Elektroforezin ayırma gücü, JAC Biology NYA Laboratory Outlines, 2001 tarafından tahmin edildiği gibi kromatografininkinden çok daha güçlüydü. Jel taraması, tüm DNA'nın anoda, RNA fragmanlarına göre daha az ilerlediğini gösteriyor. RNA, başlangıç ​​noktasından DNA bantlarından yaklaşık iki kat daha uzakta bloblar halinde görünür. Bu, RNA parçalarının DNA parçalarından daha küçük olması ve jeldeki polimer liflerin çalılıkları, daha uzun parçaları daha kısa olanlardan daha fazla engellediği için bu bekleniyordu (Campbell, 1999). Jel elektroforezinin etkisi, kromatografiden geçmemiş orijinal karışımı içeren onuncu numunede en açık şekilde görülmektedir. Kromatografinin ayırma etkisinin yardımı olmadan bile, DNA ve RNA jel içinde hala tamamen ayrıdır. Elektroforez çalıştırıldıktan sonra, DNA içeren bölümler kesilebilir ve saf bir DNA numunesi elde etmek için DNA jelden seyreltilebilirdi.

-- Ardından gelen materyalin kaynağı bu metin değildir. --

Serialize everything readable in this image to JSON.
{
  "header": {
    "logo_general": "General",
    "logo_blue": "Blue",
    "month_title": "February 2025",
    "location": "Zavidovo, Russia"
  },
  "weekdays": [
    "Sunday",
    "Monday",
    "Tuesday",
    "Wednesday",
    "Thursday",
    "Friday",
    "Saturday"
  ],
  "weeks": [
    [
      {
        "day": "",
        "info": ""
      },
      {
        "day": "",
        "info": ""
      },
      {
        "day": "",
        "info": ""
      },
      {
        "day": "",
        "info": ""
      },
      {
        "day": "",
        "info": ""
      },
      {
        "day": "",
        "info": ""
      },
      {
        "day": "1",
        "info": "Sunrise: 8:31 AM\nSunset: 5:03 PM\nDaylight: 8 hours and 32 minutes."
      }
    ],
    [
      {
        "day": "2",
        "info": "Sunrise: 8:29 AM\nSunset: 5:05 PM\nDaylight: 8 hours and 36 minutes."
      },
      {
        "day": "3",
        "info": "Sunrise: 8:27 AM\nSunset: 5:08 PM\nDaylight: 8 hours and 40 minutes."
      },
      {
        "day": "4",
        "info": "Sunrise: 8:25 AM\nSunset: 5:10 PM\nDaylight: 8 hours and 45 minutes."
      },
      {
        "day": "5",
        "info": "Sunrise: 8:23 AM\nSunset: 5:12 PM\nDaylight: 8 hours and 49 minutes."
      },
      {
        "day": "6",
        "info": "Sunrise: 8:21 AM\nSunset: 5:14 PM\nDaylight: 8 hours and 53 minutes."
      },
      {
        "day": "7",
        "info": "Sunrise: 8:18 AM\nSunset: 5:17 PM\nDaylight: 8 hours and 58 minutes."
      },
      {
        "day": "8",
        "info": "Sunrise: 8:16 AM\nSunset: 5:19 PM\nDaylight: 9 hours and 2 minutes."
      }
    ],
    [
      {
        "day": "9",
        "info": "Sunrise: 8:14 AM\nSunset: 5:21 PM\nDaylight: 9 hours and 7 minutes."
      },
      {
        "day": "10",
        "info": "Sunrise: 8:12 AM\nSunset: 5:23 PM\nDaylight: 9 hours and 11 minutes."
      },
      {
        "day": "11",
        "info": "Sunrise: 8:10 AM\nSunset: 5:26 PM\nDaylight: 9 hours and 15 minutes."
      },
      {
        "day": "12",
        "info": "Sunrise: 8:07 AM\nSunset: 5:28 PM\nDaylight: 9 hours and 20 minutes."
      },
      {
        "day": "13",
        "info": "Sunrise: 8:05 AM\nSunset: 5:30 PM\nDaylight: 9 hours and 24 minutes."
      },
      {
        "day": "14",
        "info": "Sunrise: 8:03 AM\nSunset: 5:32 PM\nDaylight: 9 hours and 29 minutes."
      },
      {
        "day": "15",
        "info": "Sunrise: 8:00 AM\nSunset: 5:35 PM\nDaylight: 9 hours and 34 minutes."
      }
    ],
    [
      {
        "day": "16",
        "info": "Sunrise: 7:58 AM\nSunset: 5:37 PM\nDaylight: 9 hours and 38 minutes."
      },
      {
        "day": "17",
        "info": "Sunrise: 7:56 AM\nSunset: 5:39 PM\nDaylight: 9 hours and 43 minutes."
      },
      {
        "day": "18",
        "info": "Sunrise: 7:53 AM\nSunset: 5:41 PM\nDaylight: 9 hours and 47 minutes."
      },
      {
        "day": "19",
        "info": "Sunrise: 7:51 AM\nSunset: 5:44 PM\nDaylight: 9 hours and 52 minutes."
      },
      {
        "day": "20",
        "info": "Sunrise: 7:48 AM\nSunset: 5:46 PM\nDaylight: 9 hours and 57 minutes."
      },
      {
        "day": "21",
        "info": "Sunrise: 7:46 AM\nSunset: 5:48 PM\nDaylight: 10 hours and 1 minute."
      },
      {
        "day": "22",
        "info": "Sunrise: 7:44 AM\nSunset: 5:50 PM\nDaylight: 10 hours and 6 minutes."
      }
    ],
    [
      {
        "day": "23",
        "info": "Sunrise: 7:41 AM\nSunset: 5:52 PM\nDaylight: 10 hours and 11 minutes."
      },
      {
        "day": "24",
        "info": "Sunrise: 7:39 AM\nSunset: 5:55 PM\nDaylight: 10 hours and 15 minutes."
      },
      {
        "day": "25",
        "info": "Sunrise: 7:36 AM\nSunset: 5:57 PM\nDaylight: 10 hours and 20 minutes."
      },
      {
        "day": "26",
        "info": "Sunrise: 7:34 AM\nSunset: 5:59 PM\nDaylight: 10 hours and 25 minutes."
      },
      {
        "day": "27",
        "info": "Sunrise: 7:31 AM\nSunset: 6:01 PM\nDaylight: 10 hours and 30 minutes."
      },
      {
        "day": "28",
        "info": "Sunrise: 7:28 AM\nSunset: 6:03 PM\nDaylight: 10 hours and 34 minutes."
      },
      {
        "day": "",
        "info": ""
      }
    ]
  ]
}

Campbell, Neil A. 1999. Biyoloji. Menlo Park, California: Addison Wesley Longman, Inc. s. 1175.

2001. Biyoloji NYA Laboratuvar Anahatları . Ste. Anne-de-Bellevue: John Abbott Koleji Kitabevi. s.9-1 s.9-10.

Etik Tartışma Belgesi: Kanada'da Doğan Her Bebek DNA Parmak İzi Almalı mı?

Bir bebeğin genetik yapısının bilinmesi ve çocuğun gelecekteki sağlığıyla ilgili tahminlerde bulunulabilmesi süreci olan DNA parmak izinin alınmasının lehinde ve aleyhinde birçok etik neden vardır. Şahsen genetik testlerin isteğe bağlı olması gerektiğini, ancak zorunlu olmaması gerektiğini düşünüyorum. Bazı insanlar geleceği bilmek istemez, hayatı olduğu gibi kabul etmeyi tercih eder ve çocuklarının sahip olduğu genetik bir hastalığın belirtilerini göstermeye başlayacağı günün korkusuyla yaşamaz. Öte yandan, bazı insanlar, hastalığın nihai başlangıcına daha iyi hazırlanabilmeleri için genetik problemlerin önceden bildirilmesini tercih eder. Bu iki seçenek arasındaki kararın hükümet tarafından verilmesi gerektiğini düşünmüyorum, bunun yerine ebeveynlerin seçimi kendileri yapabilmesi gerektiğini düşünüyorum.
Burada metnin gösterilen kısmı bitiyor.